Inaczej ze swoją złotą księgą obchodzi się Drezno. Każdy, kto chce, może w wyznaczonych dniach do niej zajrzeć. Wielu interesuje na przykład to, co w 2022 roku napisała w niej amerykańska aktorka Cate Blanchett, nominowana do Oscara za tytułową rolę w filmie „Tár”, który był kręcony w Dreźnie.

Wpisu Władimira Putina tam nie ma. – To rzeczywiście zadziwiające. Sam byłem też zaskoczony. Putin przez wiele lat pracował w Dreźnie dla KGB, tu poślubił swoją pierwszą żonę i tu urodziło się jego pierwsze dziecko – mówi Kai Schulz, rzecznik prasowy miasta.

Putin dwukrotnie był w Dreźnie jako prezydent Rosji. – Gdy Putin był tu z wizytą, działo się to na zaproszenie rządu federalnego i niekoniecznie musiała być z tym związana wizyta w ratuszu – uważa Schulz.

Obama wpisuje się do złotej księgi Drezna w czerwcu 2009 roku
Obama wpisuje się do złotej księgi Drezna w czerwcu 2009 rokuZdjęcie: Ralf Hirschberger/dpa/picture alliance

Zapytany, czy ludzie w Dreźnie cieszą się dziś, że prezydent Rosji nie zostawił swojego podpisu w złotej księdze, Schulz tak odpowiada: – Gdyby był wpis Putina, wyrażałby on tylko tyle, że był on z wizytą w Dreźnie i wpisał się do złotej księgi. Kategorie dobra czy zła nie mają z tym nic do czynienia.

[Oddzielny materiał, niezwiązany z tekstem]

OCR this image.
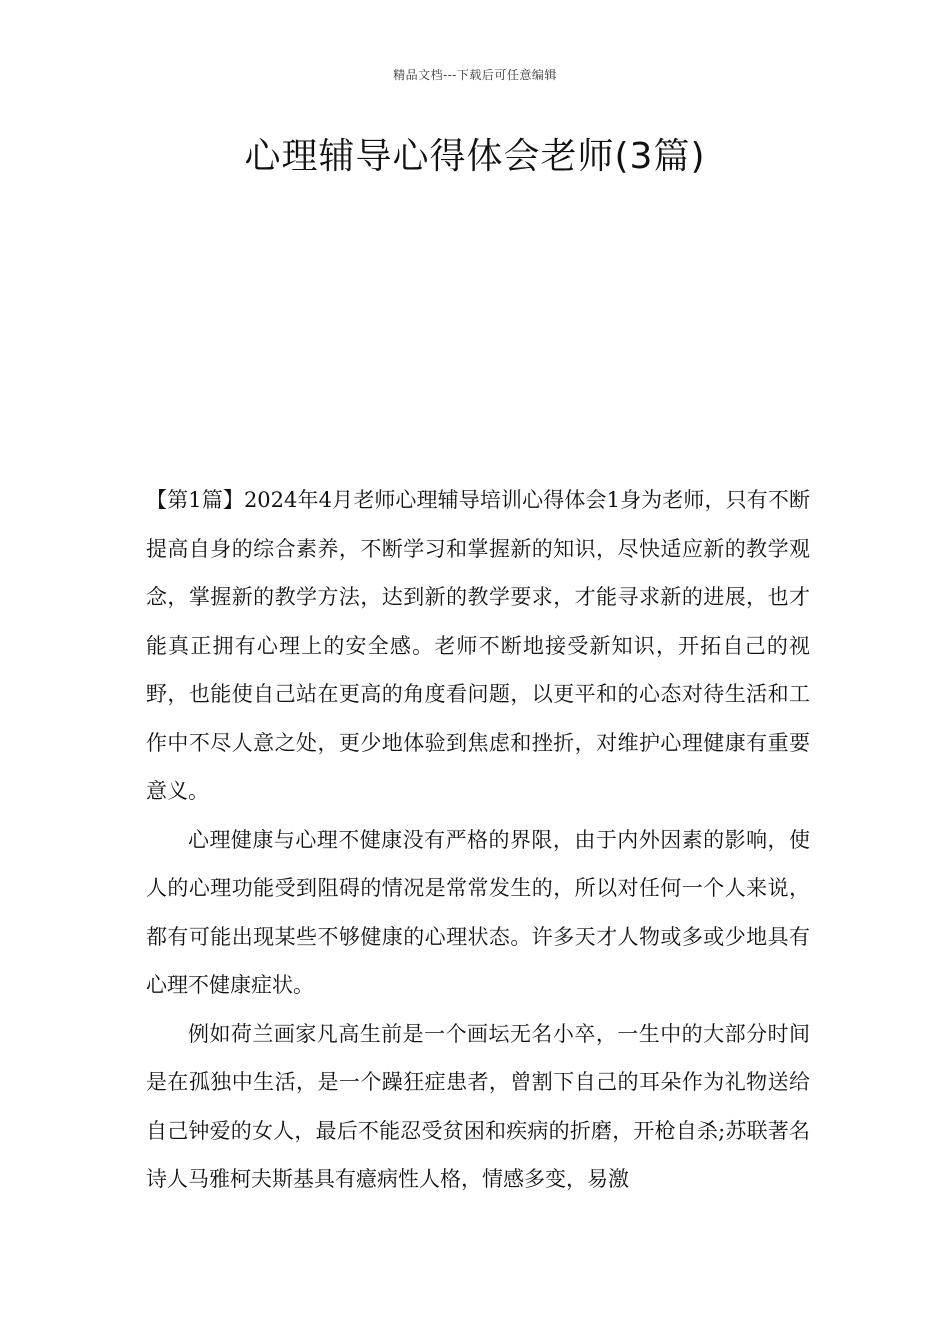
精品文档---下载后可任意编辑
心理辅导心得体会老师(3篇)

【第1篇】2024年4月老师心理辅导培训心得体会1身为老师，只有不断提高自身的综合素养，不断学习和掌握新的知识，尽快适应新的教学观念，掌握新的教学方法，达到新的教学要求，才能寻求新的进展，也才能真正拥有心理上的安全感。老师不断地接受新知识，开拓自己的视野，也能使自己站在更高的角度看问题，以更平和的心态对待生活和工作中不尽人意之处，更少地体验到焦虑和挫折，对维护心理健康有重要意义。

心理健康与心理不健康没有严格的界限，由于内外因素的影响，使人的心理功能受到阻碍的情况是常常发生的，所以对任何一个人来说，都有可能出现某些不够健康的心理状态。许多天才人物或多或少地具有心理不健康症状。

例如荷兰画家凡高生前是一个画坛无名小卒，一生中的大部分时间是在孤独中生活，是一个躁狂症患者，曾割下自己的耳朵作为礼物送给自己钟爱的女人，最后不能忍受贫困和疾病的折磨，开枪自杀;苏联著名诗人马雅柯夫斯基具有癔病性人格，情感多变，易激
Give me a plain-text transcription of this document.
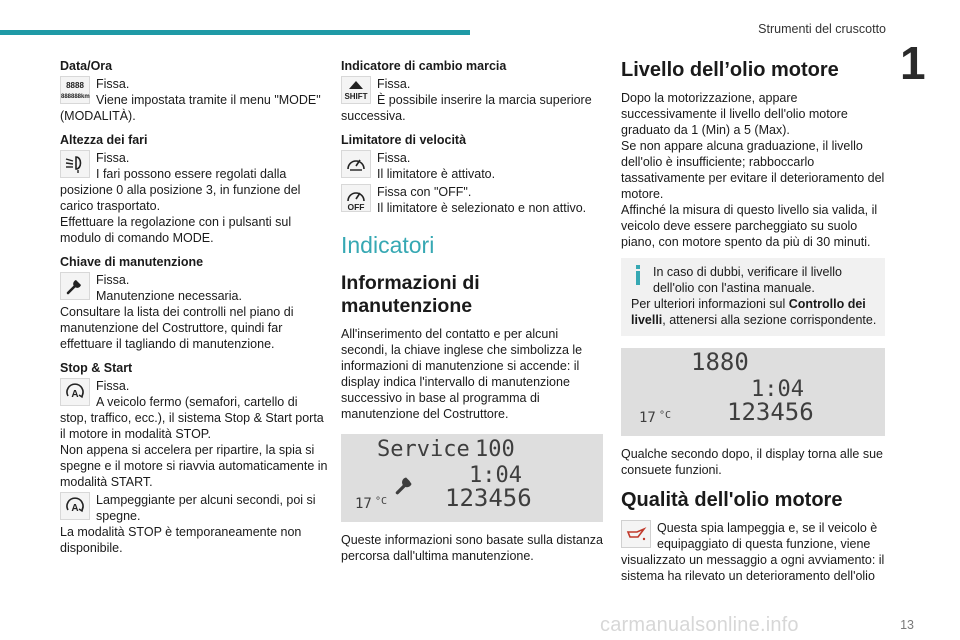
Strumenti del cruscotto
1
Data/Ora
8888
888888km
Fissa.
Viene impostata tramite il menu "MODE" (MODALITÀ).
Altezza dei fari
Fissa.
I fari possono essere regolati dalla posizione 0 alla posizione 3, in funzione del carico trasportato.
Effettuare la regolazione con i pulsanti sul modulo di comando MODE.
Chiave di manutenzione
Fissa.
Manutenzione necessaria.
Consultare la lista dei controlli nel piano di manutenzione del Costruttore, quindi far effettuare il tagliando di manutenzione.
Stop & Start
A
Fissa.
A veicolo fermo (semafori, cartello di stop, traffico, ecc.), il sistema Stop & Start porta il motore in modalità STOP.
Non appena si accelera per ripartire, la spia si spegne e il motore si riavvia automaticamente in modalità START.
A
Lampeggiante per alcuni secondi, poi si spegne.
La modalità STOP è temporaneamente non disponibile.
Indicatore di cambio marcia
SHIFT
Fissa.
È possibile inserire la marcia superiore successiva.
Limitatore di velocità
Fissa.
Il limitatore è attivato.
OFF
Fissa con "OFF".
Il limitatore è selezionato e non attivo.
Indicatori
Informazioni di manutenzione

All'inserimento del contatto e per alcuni secondi, la chiave inglese che simbolizza le informazioni di manutenzione si accende: il display indica l'intervallo di manutenzione successivo in base al programma di manutenzione del Costruttore.

Service 100
1:04
17 °C 123456

Queste informazioni sono basate sulla distanza percorsa dall'ultima manutenzione.

Livello dell’olio motore
Dopo la motorizzazione, appare successivamente il livello dell'olio motore graduato da 1 (Min) a 5 (Max).
Se non appare alcuna graduazione, il livello dell'olio è insufficiente; rabboccarlo tassativamente per evitare il deterioramento del motore.
Affinché la misura di questo livello sia valida, il veicolo deve essere parcheggiato su suolo piano, con motore spento da più di 30 minuti.
In caso di dubbi, verificare il livello dell'olio con l'astina manuale.
Per ulteriori informazioni sul Controllo dei livelli, attenersi alla sezione corrispondente.
1880
1:04
17 °C 123456

Qualche secondo dopo, il display torna alle sue consuete funzioni.

Qualità dell'olio motore

Questa spia lampeggia e, se il veicolo è equipaggiato di questa funzione, viene visualizzato un messaggio a ogni avviamento: il sistema ha rilevato un deterioramento dell'olio

13
carmanualsonline.info
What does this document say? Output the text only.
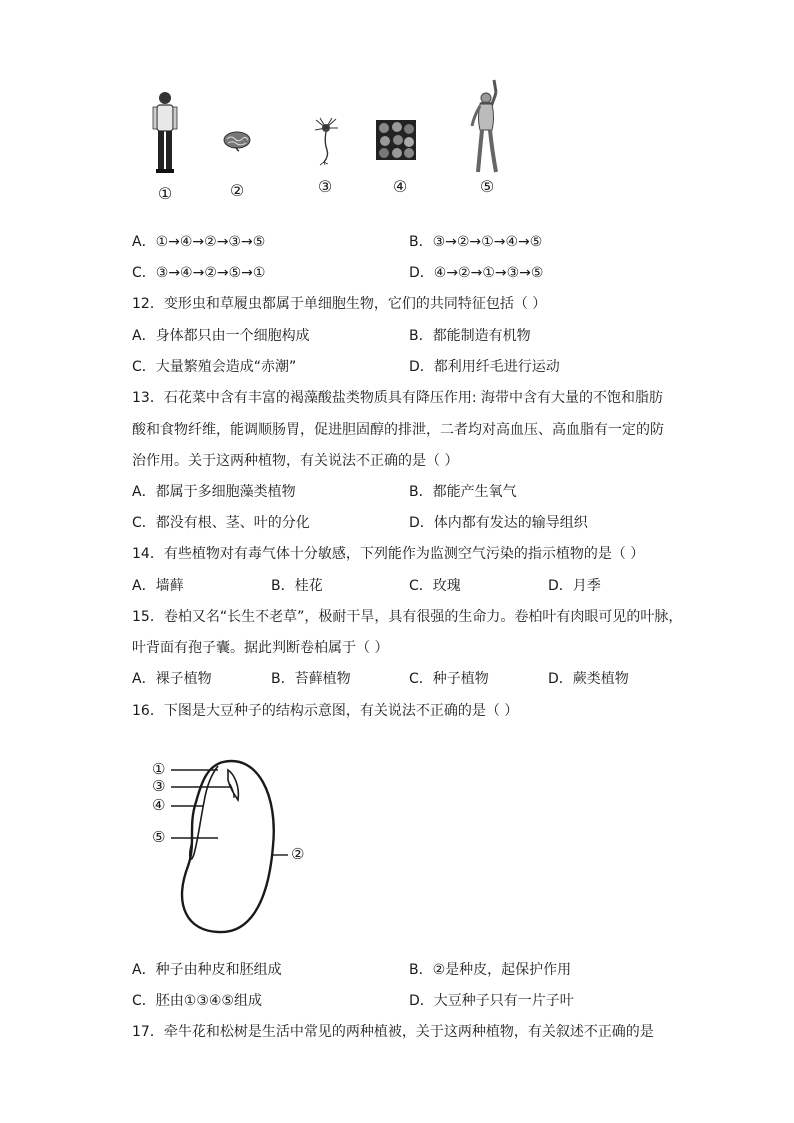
①	②	③	④	⑤
A．①→④→②→③→⑤	B．③→②→①→④→⑤
C．③→④→②→⑤→①	D．④→②→①→③→⑤
12．变形虫和草履虫都属于单细胞生物，它们的共同特征包括（ ）
A．身体都只由一个细胞构成	B．都能制造有机物
C．大量繁殖会造成“赤潮”	D．都利用纤毛进行运动
13．石花菜中含有丰富的褐藻酸盐类物质具有降压作用: 海带中含有大量的不饱和脂肪
酸和食物纤维，能调顺肠胃，促进胆固醇的排泄，二者均对高血压、高血脂有一定的防
治作用。关于这两种植物，有关说法不正确的是（ ）
A．都属于多细胞藻类植物	B．都能产生氧气
C．都没有根、茎、叶的分化	D．体内都有发达的输导组织
14．有些植物对有毒气体十分敏感，下列能作为监测空气污染的指示植物的是（ ）
A．墙藓	B．桂花	C．玫瑰	D．月季
15．卷柏又名“长生不老草”，极耐干旱，具有很强的生命力。卷柏叶有肉眼可见的叶脉，
叶背面有孢子囊。据此判断卷柏属于（ ）
A．裸子植物	B．苔藓植物	C．种子植物	D．蕨类植物
16．下图是大豆种子的结构示意图，有关说法不正确的是（ ）
①
③
④
⑤
②
A．种子由种皮和胚组成	B．②是种皮，起保护作用
C．胚由①③④⑤组成	D．大豆种子只有一片子叶
17．牵牛花和松树是生活中常见的两种植被，关于这两种植物，有关叙述不正确的是
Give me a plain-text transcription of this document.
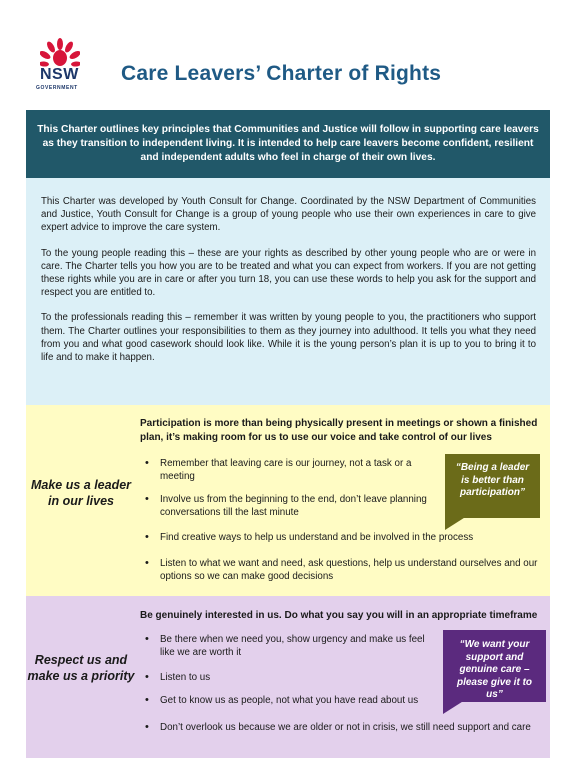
NSW
GOVERNMENT
Care Leavers’ Charter of Rights
This Charter outlines key principles that Communities and Justice will follow in supporting care leavers as they transition to independent living. It is intended to help care leavers become confident, resilient and independent adults who feel in charge of their own lives.

This Charter was developed by Youth Consult for Change. Coordinated by the NSW Department of Communities and Justice, Youth Consult for Change is a group of young people who use their own experiences in care to give expert advice to improve the care system.

To the young people reading this – these are your rights as described by other young people who are or were in care. The Charter tells you how you are to be treated and what you can expect from workers. If you are not getting these rights while you are in care or after you turn 18, you can use these words to help you ask for the support and respect you are entitled to.

To the professionals reading this – remember it was written by young people to you, the practitioners who support them. The Charter outlines your responsibilities to them as they journey into adulthood. It tells you what they need from you and what good casework should look like. While it is the young person’s plan it is up to you to bring it to life and to make it happen.

Make us a leader in our lives
Participation is more than being physically present in meetings or shown a finished plan, it’s making room for us to use our voice and take control of our lives
• Remember that leaving care is our journey, not a task or a meeting
• Involve us from the beginning to the end, don’t leave planning conversations till the last minute
• Find creative ways to help us understand and be involved in the process
• Listen to what we want and need, ask questions, help us understand ourselves and our options so we can make good decisions
“Being a leader is better than participation”
Respect us and make us a priority
Be genuinely interested in us. Do what you say you will in an appropriate timeframe
• Be there when we need you, show urgency and make us feel like we are worth it
• Listen to us
• Get to know us as people, not what you have read about us
• Don’t overlook us because we are older or not in crisis, we still need support and care
“We want your support and genuine care – please give it to us”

Rzecznik dodaje, że w złotej księdze znajdują się wpisy wielu przedstawicieli Petersburga, partnerskiego miasta Drezna. Partnerstwo nie zostało zerwane, ale obecnie nie prowadzi się żadnych działań ze względu na rosyjską wojnę przeciw Ukrainie.

Złota księga miasta Drezna zawiera ponad 500 wpisów. Pierwsze pochodzą z 1949 roku. Historycy przypuszczają, że wcześniejsze księgi zaginęły podczas II wojny światowej.

– Złota księga jest dokumentem historii współczesnej. To całkiem naturalne, że ciemne strony historii miasta również znajdują w niej wyraz – mówi Schulz. – Dzięki historii miasta i złotym księgom można zobaczyć, jak zmienia się świat i jak można przezwyciężyć wojny – uważa rzecznik drezdeńskiego ratusza.